Anthem Blue Cross, Aetna Inc., Cigna Corp. and others said they were taking the step because the new federal mandate “could create huge and unexpected costs for covering children,” by prompting parents to buy policies only after their children became sick.
Needless to say, the White House and other Democrats are shocked, shocked, to encounter such brazen refusal to fall in line and march off the financial cliff as ordered.
“It’s obviously very unfortunate that insurance companies continue to make decisions on the backs of children and families that need their help,” said Press Secretary Robert Gibbs at the White House.
Is it possible the White House believed the insurance companies were charities, that they would not take the economically necessary steps to abandon any part of the field made unprofitable by government mandates?
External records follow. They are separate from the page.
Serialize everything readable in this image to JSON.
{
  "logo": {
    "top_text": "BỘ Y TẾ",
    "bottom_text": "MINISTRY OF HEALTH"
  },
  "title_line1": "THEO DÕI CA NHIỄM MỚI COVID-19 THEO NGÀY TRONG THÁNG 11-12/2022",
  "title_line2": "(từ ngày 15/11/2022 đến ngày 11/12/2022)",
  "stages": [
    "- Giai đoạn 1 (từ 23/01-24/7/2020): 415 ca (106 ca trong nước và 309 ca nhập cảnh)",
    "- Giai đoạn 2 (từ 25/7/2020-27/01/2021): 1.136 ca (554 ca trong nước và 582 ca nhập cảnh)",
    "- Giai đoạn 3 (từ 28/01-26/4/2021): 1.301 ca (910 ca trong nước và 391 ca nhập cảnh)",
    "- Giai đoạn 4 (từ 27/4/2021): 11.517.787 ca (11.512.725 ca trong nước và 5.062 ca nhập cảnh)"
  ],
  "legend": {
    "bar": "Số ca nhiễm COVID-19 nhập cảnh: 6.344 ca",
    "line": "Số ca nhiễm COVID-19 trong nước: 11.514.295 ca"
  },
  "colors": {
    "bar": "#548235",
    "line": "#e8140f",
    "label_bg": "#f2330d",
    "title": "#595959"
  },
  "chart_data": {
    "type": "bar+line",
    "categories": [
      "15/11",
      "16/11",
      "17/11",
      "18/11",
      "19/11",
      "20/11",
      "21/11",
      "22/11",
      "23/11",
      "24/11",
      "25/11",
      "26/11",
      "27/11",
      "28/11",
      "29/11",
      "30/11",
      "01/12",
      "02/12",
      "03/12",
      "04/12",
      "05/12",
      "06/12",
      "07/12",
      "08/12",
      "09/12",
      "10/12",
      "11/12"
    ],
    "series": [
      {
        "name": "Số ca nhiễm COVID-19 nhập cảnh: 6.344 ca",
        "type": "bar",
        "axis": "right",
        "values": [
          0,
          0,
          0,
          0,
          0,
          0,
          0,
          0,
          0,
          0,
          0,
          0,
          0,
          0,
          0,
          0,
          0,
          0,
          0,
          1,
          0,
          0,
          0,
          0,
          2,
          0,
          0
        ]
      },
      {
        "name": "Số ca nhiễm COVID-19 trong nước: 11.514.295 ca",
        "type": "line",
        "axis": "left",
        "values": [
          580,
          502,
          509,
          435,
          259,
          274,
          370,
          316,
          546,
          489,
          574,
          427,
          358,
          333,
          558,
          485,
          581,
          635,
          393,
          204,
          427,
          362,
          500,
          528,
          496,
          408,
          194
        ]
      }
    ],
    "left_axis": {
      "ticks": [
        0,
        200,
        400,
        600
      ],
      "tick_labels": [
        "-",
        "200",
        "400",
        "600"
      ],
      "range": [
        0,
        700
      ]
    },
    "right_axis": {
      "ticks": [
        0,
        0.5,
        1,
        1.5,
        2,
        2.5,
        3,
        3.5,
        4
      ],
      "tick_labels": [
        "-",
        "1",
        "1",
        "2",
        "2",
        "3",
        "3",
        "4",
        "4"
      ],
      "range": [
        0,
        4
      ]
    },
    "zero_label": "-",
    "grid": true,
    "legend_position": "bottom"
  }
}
This is like Washington declaring that from now on there’s a $100 tax on every cheeseburger, and then shrieking and kicking when the fast food chains stop serving cheeseburgers in order to stay in business selling whatever’s left.
“Insurers need to decide if they are in the business of providing care or denying coverage,” stormed Anthony Wright, executive director of Health Access California.
Here’s a hint, Mr. Wright — and Mr. Obama: They’re in business selling a product on which they can make a profit, in order to earn a return for their stockholders. Place legal restrictions on that product so no one can make a profit selling it, and people will stop selling it.
This will not be the last time the absurd promises and assumptions of Obamanomics run head-on into economic realities. Oh, no. We’ve only just begun.